Chez les uns, par réflexe communautaire. L’un des intellectuels musulmans américains les plus en vue, le journaliste Farid Zakaria, d’origine indienne, avait reçu, naguère, un prix de l’Anti-Defamation League (ADL), une organisation antiraciste juive. Il le lui a retourné quand celle-ci s’est opposée au projet de mosquée.

 

Le président Barack Obama, qui a été élevé dans la religion musulmane en Indonésie avant de se convertir à un culte noir chrétien, et qui a multiplié, au début de son administration, les gestes d’ « ouverture » à l’égard de l’islam, n’est pas moins favorable à l’édification de la mosquée. Il y est revenu hier de façon provocatrice, à Ground Zero même, lors des cérémonies qui marquaient le neuvième anniversaire des attentats. Selon lui, la leçon que les Américains doivent tirer du 11 septembre est « de défendre les droits de tous les Américains, y compris le droit pour chacun de prier comme cela lui plait ».

 

Cette attitude est d’autant plus remarquable que rien ne le contraint, en tant que président, à intervenir dans le débat. Et qu’il fait courir au parti démocrate, en l’adoptant, des risques supplémentaires aux élections dites de la « mi-mandat », qui auront lieu en novembre prochain. Détail curieux, relevé par le journaliste d’investigation Aaron Klein : Obama semble s’être largement inspiré des écrits de Feisal Abdul Rauf pour écrire – ou faire écrire – son discours le plus engagé en faveur de l’islam, prononcé au Caire le 4 juin 2009.

 

Chez d’autres Américains favorables au projet de mosquée (notamment la municipalité démocrate de New York), ce sont des motivations idéologiques qui entrent en jeu : affirmation du caractère absolu des droits de l’homme, parti pris en faveur des minorités, mais aussi tiers-mondisme, condamnation de « l’impérialisme » américain, solidarité systématique avec les opprimés, ou ceux qui passent pour tels, islamophilie non moins systématique.

 

Ces attitudes n’ont rien de nouveau. Ni en Amérique, ni ailleurs. Je m’en suis rappelé en me promenant voici quelques jours aux Sept Saints, un village des Côtes d’Armor.
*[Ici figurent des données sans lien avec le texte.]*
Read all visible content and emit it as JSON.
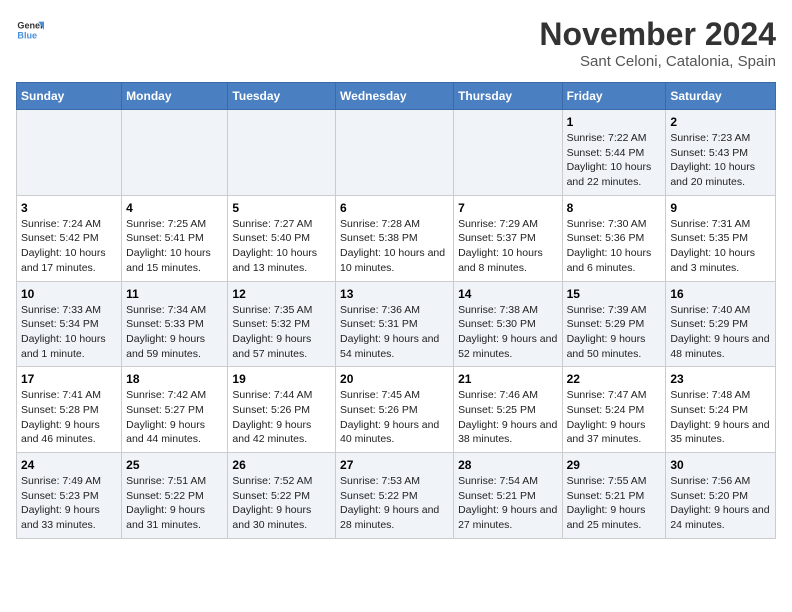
{
  "logo": {
    "general": "General",
    "blue": "Blue"
  },
  "title": "November 2024",
  "subtitle": "Sant Celoni, Catalonia, Spain",
  "headers": [
    "Sunday",
    "Monday",
    "Tuesday",
    "Wednesday",
    "Thursday",
    "Friday",
    "Saturday"
  ],
  "rows": [
    [
      {
        "day": "",
        "info": ""
      },
      {
        "day": "",
        "info": ""
      },
      {
        "day": "",
        "info": ""
      },
      {
        "day": "",
        "info": ""
      },
      {
        "day": "",
        "info": ""
      },
      {
        "day": "1",
        "info": "Sunrise: 7:22 AM\nSunset: 5:44 PM\nDaylight: 10 hours and 22 minutes."
      },
      {
        "day": "2",
        "info": "Sunrise: 7:23 AM\nSunset: 5:43 PM\nDaylight: 10 hours and 20 minutes."
      }
    ],
    [
      {
        "day": "3",
        "info": "Sunrise: 7:24 AM\nSunset: 5:42 PM\nDaylight: 10 hours and 17 minutes."
      },
      {
        "day": "4",
        "info": "Sunrise: 7:25 AM\nSunset: 5:41 PM\nDaylight: 10 hours and 15 minutes."
      },
      {
        "day": "5",
        "info": "Sunrise: 7:27 AM\nSunset: 5:40 PM\nDaylight: 10 hours and 13 minutes."
      },
      {
        "day": "6",
        "info": "Sunrise: 7:28 AM\nSunset: 5:38 PM\nDaylight: 10 hours and 10 minutes."
      },
      {
        "day": "7",
        "info": "Sunrise: 7:29 AM\nSunset: 5:37 PM\nDaylight: 10 hours and 8 minutes."
      },
      {
        "day": "8",
        "info": "Sunrise: 7:30 AM\nSunset: 5:36 PM\nDaylight: 10 hours and 6 minutes."
      },
      {
        "day": "9",
        "info": "Sunrise: 7:31 AM\nSunset: 5:35 PM\nDaylight: 10 hours and 3 minutes."
      }
    ],
    [
      {
        "day": "10",
        "info": "Sunrise: 7:33 AM\nSunset: 5:34 PM\nDaylight: 10 hours and 1 minute."
      },
      {
        "day": "11",
        "info": "Sunrise: 7:34 AM\nSunset: 5:33 PM\nDaylight: 9 hours and 59 minutes."
      },
      {
        "day": "12",
        "info": "Sunrise: 7:35 AM\nSunset: 5:32 PM\nDaylight: 9 hours and 57 minutes."
      },
      {
        "day": "13",
        "info": "Sunrise: 7:36 AM\nSunset: 5:31 PM\nDaylight: 9 hours and 54 minutes."
      },
      {
        "day": "14",
        "info": "Sunrise: 7:38 AM\nSunset: 5:30 PM\nDaylight: 9 hours and 52 minutes."
      },
      {
        "day": "15",
        "info": "Sunrise: 7:39 AM\nSunset: 5:29 PM\nDaylight: 9 hours and 50 minutes."
      },
      {
        "day": "16",
        "info": "Sunrise: 7:40 AM\nSunset: 5:29 PM\nDaylight: 9 hours and 48 minutes."
      }
    ],
    [
      {
        "day": "17",
        "info": "Sunrise: 7:41 AM\nSunset: 5:28 PM\nDaylight: 9 hours and 46 minutes."
      },
      {
        "day": "18",
        "info": "Sunrise: 7:42 AM\nSunset: 5:27 PM\nDaylight: 9 hours and 44 minutes."
      },
      {
        "day": "19",
        "info": "Sunrise: 7:44 AM\nSunset: 5:26 PM\nDaylight: 9 hours and 42 minutes."
      },
      {
        "day": "20",
        "info": "Sunrise: 7:45 AM\nSunset: 5:26 PM\nDaylight: 9 hours and 40 minutes."
      },
      {
        "day": "21",
        "info": "Sunrise: 7:46 AM\nSunset: 5:25 PM\nDaylight: 9 hours and 38 minutes."
      },
      {
        "day": "22",
        "info": "Sunrise: 7:47 AM\nSunset: 5:24 PM\nDaylight: 9 hours and 37 minutes."
      },
      {
        "day": "23",
        "info": "Sunrise: 7:48 AM\nSunset: 5:24 PM\nDaylight: 9 hours and 35 minutes."
      }
    ],
    [
      {
        "day": "24",
        "info": "Sunrise: 7:49 AM\nSunset: 5:23 PM\nDaylight: 9 hours and 33 minutes."
      },
      {
        "day": "25",
        "info": "Sunrise: 7:51 AM\nSunset: 5:22 PM\nDaylight: 9 hours and 31 minutes."
      },
      {
        "day": "26",
        "info": "Sunrise: 7:52 AM\nSunset: 5:22 PM\nDaylight: 9 hours and 30 minutes."
      },
      {
        "day": "27",
        "info": "Sunrise: 7:53 AM\nSunset: 5:22 PM\nDaylight: 9 hours and 28 minutes."
      },
      {
        "day": "28",
        "info": "Sunrise: 7:54 AM\nSunset: 5:21 PM\nDaylight: 9 hours and 27 minutes."
      },
      {
        "day": "29",
        "info": "Sunrise: 7:55 AM\nSunset: 5:21 PM\nDaylight: 9 hours and 25 minutes."
      },
      {
        "day": "30",
        "info": "Sunrise: 7:56 AM\nSunset: 5:20 PM\nDaylight: 9 hours and 24 minutes."
      }
    ]
  ]
}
Depuis 1954, un pèlerinage commun islamo-chrétien s’y déroule chaque année : une pratique fondée sur l’analogie entre la légende chrétienne des Sept Dormants d’Ephèse, qui auraient survécu miraculeusement aux persécutions de l’empereur Décius, et celle des Dormants de la Caverne, témoins de la Vraie Religion, que rapporte le Coran.

 

Instituée par le célèbre et trouble Louis Massignon, cette cérémonie syncrétiste symbolise, pour de nombreux chrétiens d’aujourd’hui, « l’accueil » dû aux musulmans. Mais existe-t-il, en regard, un « accueil » du christianisme dans le monde islamique ? Non. Au cours des cinquante-six dernières années, alors que la présence musulmane n’a cessé de se renforcer en Europe, notamment sous ses formes les plus militantes ou extrémistes, le christianisme a presque partout été refoulé et abaissé en Orient.

 

A quelques kilomètres des Sept Saints, l’agglomération du Vieux Marché s’enorgueillit d’une magnifique église médiévale. Le clocher contient le bourdon de la cathédrale Saint-Philippe d’Alger, transféré lorsque celle-ci a été transformée en mosquée. La proximité avec le site massignonien est-elle fortuite ? Apparemment, il n’en est rien. Ceux-là même qui bénissent l’accueil de l’islam auraient donc offert l’asile, du même geste généreux, à ceux que l’islam bannissait. Battus, cocus et contents.